Lastly I just hit another interesting issue: in order to reproduce the problem I created a new OAuth2.0 app in the dev console, adjusted our app’s clientId and secret and fired up the app. The user login and consent flow and Jira REST API calls work just fine, however API calls with a token issued via the grant_type: client_credentials (aka. “authenticated as App”) now return the error message: “The app is not installed on this instance”. Also the endpoint https://api.atlassian.com/oauth/token/accessible-resources returns an empty array when called with such “as App” tokens. So my question around this is: how can we make sure that a new OAuth2.0 “gets installed” on a Jira site so that we can perform requests on behalf of the app itself?
That is a lot to process. It sounds like there’s a “happy path” that doesn’t quite work the way you expect so you tried several alternatives and they didn’t work either. But I wasn’t entirely clear on which one was the “happy path” for you. Do you want webhooks to work as a 3LO App or a Forge App?
Sorry for the wall of text, let me boil it down a bit.
I’d like to register a webhook on behalf of an OAuth 2.0 (3LO) app to get notified about relevant issue updates within our app. This doesn’t work for us when using an access token obtained with the grant_type: client_credentials and our app credentials. The configured URL never gets hit by Jira or in other scenarios it returns “The app is not installed on this instance”.
Webhooks that are created with an OAuth 2.0 access token obtained for an Atlassian user e.g. through the consent flow however do work as expected.
So based on those observations it looks like: dynamic webhooks only appear to work when they are created “on behalf” of a user, not “as App” when using OAuth 2.0 (3LO). Is that the expected behaviour or a bug?
I suspect that dynamic webhooks should be working also when created “asApp” (aka. with grant_type: client_credentials) with OAuth2.0 (3LO) since this is how it seems to work for Forge apps as documented in the code snippet here.
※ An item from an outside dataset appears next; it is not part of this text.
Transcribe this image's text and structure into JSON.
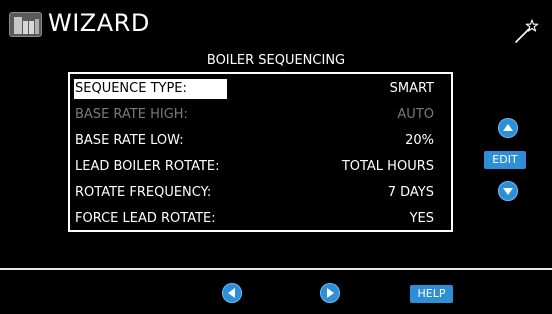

Thanks for elaborating. Where I’m really getting confused is on your use of the client credentials flow. I was unaware that Atlassian provided that with OAuth 2.0, except for the Open DevOps APIs. Indeed, client_credentials flow is sometimes known as 2-legged OAuth (2LO) so is not the same as 3-legged OAuth (3LO). Overall, I think it’s not that webhooks don’t work with 2LO; it’s that most endpoints don’t.
Yes, I realize Forge provides a 2-legged authentication with asApp, but that doesn’t mean it’s supported by OAuth 2.0 clients. So, yes, I think it is the expected behavior that webhooks don’t work. Although I think it is unexpected that it doesn’t provide 401 Unauthorized.
Yeah I got confused as well since I couldn’t find any info around how to register a webhook “as an App” when using OAuth2.0 in the docs, there are only examples for Forge or Basic Auth.
It certainly would be a great feature to allow things like webhook registrations “asApp” for OAuth 2.0 apps. This would ensure feature parity with Forge apps in terms of authentication as well.
Is this something that could be considered to land on the roadmap?